Continuing their sideways trend, mortgage rates hung out within the same .10 percent range over the last week, according to Freddie Mac’s weekly survey of average rates. Analysts are finally seeing the issues over the debt ceiling to have a visible impact on longer-term bonds, which may translate to lower interest rates. We’ll have to wait and see how it plays out, but we could see a little improvement in rates.
As for news out of the housing market, we saw New Home Sales of single-family homes reach a 13-month high, rising for the third consecutive month. Sales of new homes were up 4.1 percent from the prior month, beating economists’ expectations. The median sales price came down 7.7 percent from the month before, which likely was a driver for rising sales rates. The median sales price was $420,800 and the average was 501,000, also down 10.4% from the previous report.
The rise in sales is attributed to great builder incentives and buyers becoming more comfortable with the level of mortgage rates. In most areas, now is a great time to buy! Think about it, with appreciation, you’re still likely to be making money on your investment in your home. Plus, if and when rates improve, you may be able to refinance; but if they go up, you’ll be glad you bought when you did! If you want to run the numbers and see what the scenario could look like for you, reach out and give me a call or text me and let’s talk. You can simply reply to this email or call/text me at 818.307.6072.

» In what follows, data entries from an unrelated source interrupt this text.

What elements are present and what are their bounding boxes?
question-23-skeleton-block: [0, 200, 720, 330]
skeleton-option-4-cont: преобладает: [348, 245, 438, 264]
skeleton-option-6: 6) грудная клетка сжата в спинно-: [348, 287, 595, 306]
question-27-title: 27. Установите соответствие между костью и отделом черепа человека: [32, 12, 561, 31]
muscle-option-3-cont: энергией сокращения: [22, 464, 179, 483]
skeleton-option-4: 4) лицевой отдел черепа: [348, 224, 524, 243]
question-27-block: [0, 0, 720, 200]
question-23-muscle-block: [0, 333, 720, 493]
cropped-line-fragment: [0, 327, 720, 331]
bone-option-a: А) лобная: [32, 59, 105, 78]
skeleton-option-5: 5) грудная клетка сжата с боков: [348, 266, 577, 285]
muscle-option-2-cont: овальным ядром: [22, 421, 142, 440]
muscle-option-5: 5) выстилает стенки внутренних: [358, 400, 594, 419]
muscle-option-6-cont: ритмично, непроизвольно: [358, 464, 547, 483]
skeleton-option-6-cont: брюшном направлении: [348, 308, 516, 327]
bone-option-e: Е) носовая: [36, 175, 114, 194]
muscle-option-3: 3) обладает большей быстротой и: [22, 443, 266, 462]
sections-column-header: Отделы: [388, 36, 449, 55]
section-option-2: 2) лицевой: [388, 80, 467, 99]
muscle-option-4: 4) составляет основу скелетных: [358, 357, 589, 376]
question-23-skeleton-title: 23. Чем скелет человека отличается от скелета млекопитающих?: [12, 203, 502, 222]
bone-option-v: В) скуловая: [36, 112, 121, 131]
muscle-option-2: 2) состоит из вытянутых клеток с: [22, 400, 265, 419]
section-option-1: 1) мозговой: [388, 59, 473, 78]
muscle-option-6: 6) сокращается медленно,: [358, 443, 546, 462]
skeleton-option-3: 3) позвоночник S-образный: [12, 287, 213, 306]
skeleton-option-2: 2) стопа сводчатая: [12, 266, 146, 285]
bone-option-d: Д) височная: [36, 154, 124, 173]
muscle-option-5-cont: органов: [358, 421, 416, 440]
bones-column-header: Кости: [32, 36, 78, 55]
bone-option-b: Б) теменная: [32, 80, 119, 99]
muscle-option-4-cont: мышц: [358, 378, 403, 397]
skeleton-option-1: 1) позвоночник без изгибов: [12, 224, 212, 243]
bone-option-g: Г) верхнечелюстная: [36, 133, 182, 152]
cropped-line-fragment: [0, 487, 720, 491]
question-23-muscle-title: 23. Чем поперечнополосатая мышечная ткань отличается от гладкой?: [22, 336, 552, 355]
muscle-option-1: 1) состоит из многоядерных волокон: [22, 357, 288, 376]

As for other high-impact data coming out this week, we’ll see the latest numbers for first quarter GDP (gross domestic product). The second estimate, at 1.1 percent consensus growth, is expected to remain unchanged from the quarter’s first estimate. Although slower expansion, it is expansion nonetheless.
Friday brings the Fed’s favorite inflation indicator, the PCE Index. We’re expecting to again see persistent inflation. Inflation readings for April are predicted at monthly increases of 0.3 percent overall and also 0.3 percent for the core (versus respective increases of 0.1 and 0.3 percent). Annual rates are seen at 4.3 and 4.6 percent (versus March’s 4.2 and 4.6 percent).